The Terminal List review: There’s plenty of skull cracking and head shots – but it doesn’t make much sense

In 1980, the United States launched a new army recruitment drive. It was five years after the end of the Vietnam War, a conflict that had collapsed public confidence in its military. “Be All You Can Be” read the famous slogan, often held up as one of the most successful advertising campaigns of all time. Capitalising on Americans’ voracious appetite for self-improvement, it reimagined a military career as something smart and sexy, and not just an appointment that would cart you off to die in some foreign war. And “Be All You Can Be” carried US military recruitment right through until the advent of video games like Call of Duty, which taught a generation that war is a fun puzzle to be solved through violent heroism. It is in this vein that the latest recruitment initiative for American imperialism arrives on our screens, in the form of new Amazon thriller, The Terminal List.

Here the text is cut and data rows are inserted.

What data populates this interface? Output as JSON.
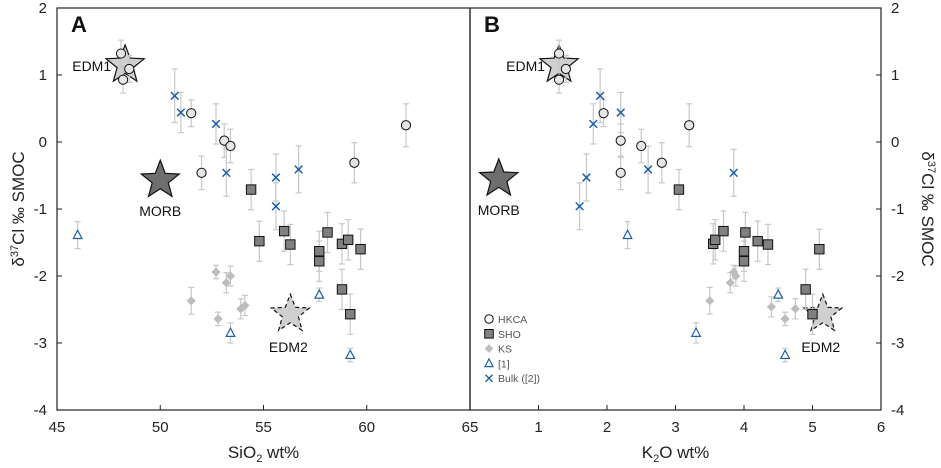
{
  "chart_data": [
    {
      "type": "scatter",
      "panel_label": "A",
      "xlabel_main": "SiO",
      "xlabel_sub": "2",
      "xlabel_tail": " wt%",
      "ylabel": "δ37Cl ‰ SMOC",
      "xlim": [
        45,
        65
      ],
      "ylim": [
        -4,
        2
      ],
      "xticks": [
        "45",
        "50",
        "55",
        "60",
        "65"
      ],
      "yticks": [
        "2",
        "1",
        "0",
        "-1",
        "-2",
        "-3",
        "-4"
      ],
      "annotations": [
        {
          "name": "EDM1",
          "label": "EDM1",
          "x": 48.3,
          "y": 1.15,
          "style": "light-solid"
        },
        {
          "name": "MORB",
          "label": "MORB",
          "x": 50.0,
          "y": -0.57,
          "style": "dark-solid"
        },
        {
          "name": "EDM2",
          "label": "EDM2",
          "x": 56.3,
          "y": -2.57,
          "style": "light-dashed"
        }
      ],
      "series": [
        {
          "name": "HKCA",
          "marker": "circle",
          "points": [
            {
              "x": 48.1,
              "y": 1.32,
              "err": 0.2
            },
            {
              "x": 48.2,
              "y": 0.93,
              "err": 0.2
            },
            {
              "x": 48.5,
              "y": 1.09,
              "err": 0.2
            },
            {
              "x": 51.5,
              "y": 0.43,
              "err": 0.2
            },
            {
              "x": 52.0,
              "y": -0.46,
              "err": 0.25
            },
            {
              "x": 53.1,
              "y": 0.02,
              "err": 0.25
            },
            {
              "x": 53.4,
              "y": -0.06,
              "err": 0.25
            },
            {
              "x": 59.4,
              "y": -0.31,
              "err": 0.3
            },
            {
              "x": 61.9,
              "y": 0.25,
              "err": 0.32
            }
          ]
        },
        {
          "name": "SHO",
          "marker": "square",
          "points": [
            {
              "x": 54.4,
              "y": -0.71,
              "err": 0.3
            },
            {
              "x": 54.8,
              "y": -1.48,
              "err": 0.3
            },
            {
              "x": 56.0,
              "y": -1.33,
              "err": 0.3
            },
            {
              "x": 56.3,
              "y": -1.53,
              "err": 0.3
            },
            {
              "x": 57.7,
              "y": -1.63,
              "err": 0.3
            },
            {
              "x": 57.7,
              "y": -1.78,
              "err": 0.3
            },
            {
              "x": 58.1,
              "y": -1.35,
              "err": 0.3
            },
            {
              "x": 58.8,
              "y": -2.2,
              "err": 0.3
            },
            {
              "x": 58.8,
              "y": -1.52,
              "err": 0.3
            },
            {
              "x": 59.1,
              "y": -1.46,
              "err": 0.3
            },
            {
              "x": 59.2,
              "y": -2.57,
              "err": 0.3
            },
            {
              "x": 59.7,
              "y": -1.6,
              "err": 0.3
            }
          ]
        },
        {
          "name": "KS",
          "marker": "diamond",
          "points": [
            {
              "x": 51.5,
              "y": -2.37,
              "err": 0.2
            },
            {
              "x": 52.7,
              "y": -1.94,
              "err": 0.1
            },
            {
              "x": 52.8,
              "y": -2.64,
              "err": 0.1
            },
            {
              "x": 53.2,
              "y": -2.1,
              "err": 0.15
            },
            {
              "x": 53.4,
              "y": -2.0,
              "err": 0.15
            },
            {
              "x": 53.9,
              "y": -2.49,
              "err": 0.15
            },
            {
              "x": 54.1,
              "y": -2.44,
              "err": 0.15
            }
          ]
        },
        {
          "name": "[1]",
          "marker": "triangle",
          "points": [
            {
              "x": 46.0,
              "y": -1.39,
              "err": 0.2
            },
            {
              "x": 53.4,
              "y": -2.85,
              "err": 0.15
            },
            {
              "x": 57.7,
              "y": -2.28,
              "err": 0.1
            },
            {
              "x": 59.2,
              "y": -3.18,
              "err": 0.1
            }
          ]
        },
        {
          "name": "Bulk ([2])",
          "marker": "x",
          "points": [
            {
              "x": 50.7,
              "y": 0.69,
              "err": 0.4
            },
            {
              "x": 51.0,
              "y": 0.44,
              "err": 0.3
            },
            {
              "x": 52.7,
              "y": 0.27,
              "err": 0.3
            },
            {
              "x": 53.2,
              "y": -0.46,
              "err": 0.35
            },
            {
              "x": 55.6,
              "y": -0.53,
              "err": 0.35
            },
            {
              "x": 55.6,
              "y": -0.96,
              "err": 0.35
            },
            {
              "x": 56.7,
              "y": -0.41,
              "err": 0.35
            }
          ]
        }
      ]
    },
    {
      "type": "scatter",
      "panel_label": "B",
      "xlabel_main": "K",
      "xlabel_sub": "2",
      "xlabel_tail": "O wt%",
      "ylabel": "δ37Cl ‰ SMOC",
      "xlim": [
        0,
        6
      ],
      "ylim": [
        -4,
        2
      ],
      "xticks": [
        "1",
        "2",
        "3",
        "4",
        "5",
        "6"
      ],
      "yticks": [
        "2",
        "1",
        "0",
        "-1",
        "-2",
        "-3",
        "-4"
      ],
      "annotations": [
        {
          "name": "EDM1",
          "label": "EDM1",
          "x": 1.3,
          "y": 1.15,
          "style": "light-solid"
        },
        {
          "name": "MORB",
          "label": "MORB",
          "x": 0.42,
          "y": -0.55,
          "style": "dark-solid"
        },
        {
          "name": "EDM2",
          "label": "EDM2",
          "x": 5.15,
          "y": -2.57,
          "style": "light-dashed"
        }
      ],
      "series": [
        {
          "name": "HKCA",
          "marker": "circle",
          "points": [
            {
              "x": 1.3,
              "y": 1.32,
              "err": 0.2
            },
            {
              "x": 1.3,
              "y": 0.93,
              "err": 0.2
            },
            {
              "x": 1.4,
              "y": 1.09,
              "err": 0.2
            },
            {
              "x": 1.95,
              "y": 0.43,
              "err": 0.2
            },
            {
              "x": 2.2,
              "y": -0.46,
              "err": 0.25
            },
            {
              "x": 2.2,
              "y": 0.02,
              "err": 0.25
            },
            {
              "x": 2.5,
              "y": -0.06,
              "err": 0.25
            },
            {
              "x": 2.8,
              "y": -0.31,
              "err": 0.3
            },
            {
              "x": 3.2,
              "y": 0.25,
              "err": 0.32
            }
          ]
        },
        {
          "name": "SHO",
          "marker": "square",
          "points": [
            {
              "x": 3.05,
              "y": -0.71,
              "err": 0.3
            },
            {
              "x": 3.55,
              "y": -1.52,
              "err": 0.3
            },
            {
              "x": 3.58,
              "y": -1.46,
              "err": 0.3
            },
            {
              "x": 3.7,
              "y": -1.33,
              "err": 0.3
            },
            {
              "x": 4.0,
              "y": -1.63,
              "err": 0.3
            },
            {
              "x": 4.0,
              "y": -1.78,
              "err": 0.3
            },
            {
              "x": 4.02,
              "y": -1.35,
              "err": 0.3
            },
            {
              "x": 4.2,
              "y": -1.48,
              "err": 0.3
            },
            {
              "x": 4.35,
              "y": -1.53,
              "err": 0.3
            },
            {
              "x": 4.9,
              "y": -2.2,
              "err": 0.3
            },
            {
              "x": 5.0,
              "y": -2.57,
              "err": 0.3
            },
            {
              "x": 5.1,
              "y": -1.6,
              "err": 0.3
            }
          ]
        },
        {
          "name": "KS",
          "marker": "diamond",
          "points": [
            {
              "x": 3.5,
              "y": -2.37,
              "err": 0.2
            },
            {
              "x": 3.8,
              "y": -2.1,
              "err": 0.15
            },
            {
              "x": 3.85,
              "y": -1.94,
              "err": 0.1
            },
            {
              "x": 3.88,
              "y": -2.0,
              "err": 0.15
            },
            {
              "x": 4.4,
              "y": -2.46,
              "err": 0.15
            },
            {
              "x": 4.6,
              "y": -2.64,
              "err": 0.1
            },
            {
              "x": 4.75,
              "y": -2.49,
              "err": 0.15
            }
          ]
        },
        {
          "name": "[1]",
          "marker": "triangle",
          "points": [
            {
              "x": 2.3,
              "y": -1.39,
              "err": 0.2
            },
            {
              "x": 3.3,
              "y": -2.85,
              "err": 0.15
            },
            {
              "x": 4.5,
              "y": -2.28,
              "err": 0.1
            },
            {
              "x": 4.6,
              "y": -3.18,
              "err": 0.1
            }
          ]
        },
        {
          "name": "Bulk ([2])",
          "marker": "x",
          "points": [
            {
              "x": 1.6,
              "y": -0.96,
              "err": 0.35
            },
            {
              "x": 1.7,
              "y": -0.53,
              "err": 0.35
            },
            {
              "x": 1.8,
              "y": 0.27,
              "err": 0.3
            },
            {
              "x": 1.9,
              "y": 0.69,
              "err": 0.4
            },
            {
              "x": 2.2,
              "y": 0.44,
              "err": 0.3
            },
            {
              "x": 2.6,
              "y": -0.41,
              "err": 0.35
            },
            {
              "x": 3.85,
              "y": -0.46,
              "err": 0.35
            }
          ]
        }
      ]
    }
  ],
  "legend": [
    {
      "label": "HKCA",
      "marker": "circle"
    },
    {
      "label": "SHO",
      "marker": "square"
    },
    {
      "label": "KS",
      "marker": "diamond"
    },
    {
      "label": "[1]",
      "marker": "triangle"
    },
    {
      "label": "Bulk ([2])",
      "marker": "x"
    }
  ],
  "colors": {
    "axis": "#222222",
    "errorbar": "#c8c8c8",
    "hkca_fill": "#e6e6e6",
    "sho_fill": "#808080",
    "ks_fill": "#bdbdbd",
    "blue": "#1f5fa8",
    "star_light": "#cfcfcf",
    "star_dark": "#6e6e6e"
  }
}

Chris Pratt, the square-jawed, dead-eyed star of Guardians of the Galaxy and Jurassic World, is Navy Seal Commander James Reece (“One rowdy motherf***er,” Pratt says, on the blurb to one of Jack Carr’s novels that has been adapted for this series). The show opens with Reece on a mission in Syria that goes FUBAR, resulting in the deaths of his entire unit. Reece himself is severely concussed and returns to the United States a blurry mess; his memories of what happened in the submerged crypt in Syria do not align with those presented to him by the authorities. “I know what it’s like when war follows you home,” Jeanne Tripplehorn’s shady politician tells him. “But I hope you’ll be able to find peace knowing this mission is over.” Fat chance.

This is an action thriller, so PTSD cannot merely be PTSD. “The only thing they’ve told me is that you have a concussion and you have to lay low,” Reece’s wife Lauren (The Girlfriend Experience’s Riley Keough) tells him. But during a routine MRI, two masked assassins show up and Reece’s worst fears are confirmed: this is a conspiracy that has come home with him. More trauma will soon be thrown into the mix, allowing Reece, never knowingly under-armed, to storm around on a mission of revenge. Pratt is a strange leading man, the product more of the masculine desire for reinvention (he was slightly soft around the edges in Parks & Recreation, now he’s ripped – so you could be too!) than any discernible talent.

And the whole thing is desperately masculine. With the exception of Keough and Constance Wu’s intrepid reporter, the cast are an assemblage of interchangeable crew-cut men with varying degrees of stubble (“Lose the five o’clock shadow when you’re in garrison,” Reece is told at one point, but director Antoine Fuqua knows that Pratt looks much more convincingly tough with a bit of beard). Carr, upon whose novel the show is based, is a former Navy Seal, and both the book and its adaptation have made a big show of their verisimilitude (“Don’t use WhatsApp,” Reece snarls to a confidential source, “it’s compromised, has been for years”). But the story could just as easily have been created by someone who spent the last couple of decades playing Splinter Cell instead – I would be shocked to discover that real Navy Seals spend as much time, gun drawn, peeking round corners in government facilities as James Reece does.

Those with an appetite for the Jacks (Reacher and Ryan) will find something to enjoy in the violent infallibility of Reece. There is plenty of skull cracking and head shots. But the plot, in so much as there is one, will make about as much sense to viewers as it does to the heavily concussed Reece. “Might these repercussions be affecting your memory of the operation?” the demob officers ask him. “You don’t forget an op like that…” he muses in reply, but watching The Terminal List is a constant, attritional battle against forgetting what on earth is going on.

“Be All You Can Be”. That alchemical phrase, the US military’s magic of turning dumb hunks of lead into Middle East meat mincing gold, has never lost its influence. The recruitment adverts just got slicker. The Terminal List represents a nadir for the form of radical reinvention offered by a 6ft 2in muscled frame and an arsenal of firearms that would make the British army (or average American household) blush. Are the makers of The Terminal List being all they can be? Surely they – we – can be better.